Chaud et froid

Aujourd’hui, je vous offre une anecdote qui m’a été rapportée par un couple d’amis. Oui, il m’arrive de sous-traiter les mésaventures que je raconte. Et « oui à nouveau », j’ai encore quelques amis, en dépit de toutes les méchancetés que je dis au micro de Radio G !, voire en d’autres lieux. J’ai repris leur récit sans en changer grand-chose. La version intégrale du texte ayant servi de structure à ce billet d’humeur est du reste disponible en allant cliquer par là (c’est un site auquel il m’arrive de contribuer). Mais revenons à mes amis. Appelons-les Cécile et Dominique.

Cela démarre par l’envie mûrement réfléchie d’acquérir un nouveau congélateur. Une envie motivée, non pas par le besoin de trouver un refuge pour parer à l’imminence d’une canicule printanière, mais parce que le gars Dominique taquine les brochets et autres sandres… et qu’il revient rarement bredouille de ses virées au bord de l’eau. Et comme manger du poisson tous les jours a ses limites, Cécile, a suggéré l’emplette d’un congélateur, afin de pouvoir étaler dans le temps, leur consommation de phosphore et d’oméga 3. Du pur bon sens.

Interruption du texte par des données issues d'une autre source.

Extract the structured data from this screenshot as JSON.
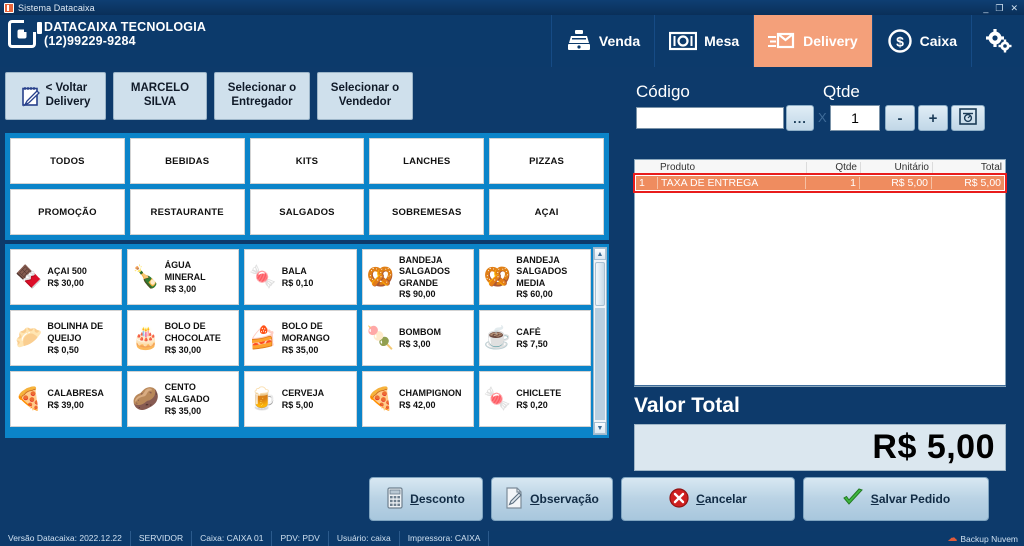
{
  "window": {
    "title": "Sistema Datacaixa",
    "minimize": "_",
    "maximize": "❐",
    "close": "✕"
  },
  "header": {
    "company_name": "DATACAIXA TECNOLOGIA",
    "phone": "(12)99229-9284",
    "nav": [
      {
        "label": "Venda",
        "icon": "cash-register-icon",
        "active": false
      },
      {
        "label": "Mesa",
        "icon": "dining-table-icon",
        "active": false
      },
      {
        "label": "Delivery",
        "icon": "delivery-box-icon",
        "active": true
      },
      {
        "label": "Caixa",
        "icon": "dollar-circle-icon",
        "active": false
      }
    ],
    "settings_icon": "gears-icon",
    "active_color": "#f4a07a"
  },
  "toolbar": {
    "back_label": "< Voltar\nDelivery",
    "back_line1": "< Voltar",
    "back_line2": "Delivery",
    "customer": "MARCELO SILVA",
    "deliverer_line1": "Selecionar o",
    "deliverer_line2": "Entregador",
    "seller_line1": "Selecionar o",
    "seller_line2": "Vendedor"
  },
  "categories": [
    "TODOS",
    "BEBIDAS",
    "KITS",
    "LANCHES",
    "PIZZAS",
    "PROMOÇÃO",
    "RESTAURANTE",
    "SALGADOS",
    "SOBREMESAS",
    "AÇAI"
  ],
  "products": [
    {
      "name": "AÇAI 500",
      "price": "R$ 30,00",
      "emoji": "🍫"
    },
    {
      "name": "ÁGUA\nMINERAL",
      "price": "R$ 3,00",
      "emoji": "🍾"
    },
    {
      "name": "BALA",
      "price": "R$ 0,10",
      "emoji": "🍬"
    },
    {
      "name": "BANDEJA\nSALGADOS\nGRANDE",
      "price": "R$ 90,00",
      "emoji": "🥨"
    },
    {
      "name": "BANDEJA\nSALGADOS\nMEDIA",
      "price": "R$ 60,00",
      "emoji": "🥨"
    },
    {
      "name": "BOLINHA DE\nQUEIJO",
      "price": "R$ 0,50",
      "emoji": "🥟"
    },
    {
      "name": "BOLO DE\nCHOCOLATE",
      "price": "R$ 30,00",
      "emoji": "🎂"
    },
    {
      "name": "BOLO DE\nMORANGO",
      "price": "R$ 35,00",
      "emoji": "🍰"
    },
    {
      "name": "BOMBOM",
      "price": "R$ 3,00",
      "emoji": "🍡"
    },
    {
      "name": "CAFÉ",
      "price": "R$ 7,50",
      "emoji": "☕"
    },
    {
      "name": "CALABRESA",
      "price": "R$ 39,00",
      "emoji": "🍕"
    },
    {
      "name": "CENTO\nSALGADO",
      "price": "R$ 35,00",
      "emoji": "🥔"
    },
    {
      "name": "CERVEJA",
      "price": "R$ 5,00",
      "emoji": "🍺"
    },
    {
      "name": "CHAMPIGNON",
      "price": "R$ 42,00",
      "emoji": "🍕"
    },
    {
      "name": "CHICLETE",
      "price": "R$ 0,20",
      "emoji": "🍬"
    }
  ],
  "order_panel": {
    "codigo_label": "Código",
    "codigo_value": "",
    "codigo_placeholder": "",
    "browse_button": "...",
    "multiply_symbol": "X",
    "qtde_label": "Qtde",
    "qtde_value": "1",
    "minus_button": "-",
    "plus_button": "+",
    "scale_icon": "scale-icon",
    "grid": {
      "columns": [
        "",
        "Produto",
        "Qtde",
        "Unitário",
        "Total"
      ],
      "rows": [
        {
          "num": "1",
          "produto": "TAXA DE ENTREGA",
          "qtde": "1",
          "unitario": "R$ 5,00",
          "total": "R$ 5,00",
          "selected": true
        }
      ]
    },
    "valor_total_label": "Valor Total",
    "valor_total_value": "R$ 5,00"
  },
  "action_buttons": {
    "desconto": {
      "label": "Desconto",
      "accel": "D",
      "icon": "calculator-icon"
    },
    "observacao": {
      "label": "Observação",
      "accel": "O",
      "icon": "note-pencil-icon"
    },
    "cancelar": {
      "label": "Cancelar",
      "accel": "C",
      "icon": "red-x-icon"
    },
    "salvar": {
      "label": "Salvar Pedido",
      "accel": "S",
      "icon": "green-check-icon"
    }
  },
  "statusbar": {
    "version": "Versão Datacaixa: 2022.12.22",
    "server": "SERVIDOR",
    "caixa": "Caixa: CAIXA 01",
    "pdv": "PDV: PDV",
    "usuario": "Usuário: caixa",
    "impressora": "Impressora: CAIXA",
    "backup": "Backup Nuvem"
  }
}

Les voilà donc partis à la grand ville du coin, appâtés par ce « black friday » que l’on ne présente plus. Ils jettent leur dévolu sur un appareil de taille moyenne, au coût moyen, vendu à la va-vite (black friday oblige !) par un vendeur pâlot et déprimé (black friday oblige encore).

Ils installent leur achat dans leur grange spacieuse, attendent 24 heures pour le brancher, puis patientent encore le temps que l’engin atteigne la température idéale de – 18°C, pour le gaver des bestioles déjà congelées, et entreposées dans un vieux tromblon qui turbine gaillardement à – 30°C. Bizarrement, une fois chargé comme la cale d’un chalutier, le nouvel appareil voit sa température remonter à – 8°C. Une valeur insuffisante pour une conservation par le froid digne de ce nom. Les poissons repartis dans le tromblon sus-désigné, Cécile suit fébrile, la courbe de température de son congélo nouveau, pour constater que celle-ci fluctue au fil des heures. Caramba ! clame-t-elle haut et fort, (oui, ils habitent dans le sud de la Vendée !), appelons le service après-vente !… S’en suit un dialogue étonnant :

  • Dîtes-moi, ma ptite dame, où avez-vous installé l’appareil ?
  • Ben, dans la grange.
  • Dans la grange ? Elle est chauffée votre grange ?
  • Ah ben non ! C’est une grange quoi !
  • Alors c’est normal que ça ne fonctionne pas. A cause de la classe climatique de l’appareil : il doit être placé dans un endroit chauffé au minimum à + 16°C.

Stupeur et tremblements dans le camp « Cécile & Dominique ». Et je vous fais grâce d’une nouvelle salve de « Caramba ! » typique du sud Vendéen. L’argumentaire « Pourtant à la campagne, presque tout le monde place ce type d’engin dans le garage ou dans la grange… » reste sans effet. Le gars du SAV finit par dire que ce n’est pas de son ressort,  car l’appareil n’est pas en panne, et après un « Voyez avec le vendeur !» raccroche sans autre forme de procès.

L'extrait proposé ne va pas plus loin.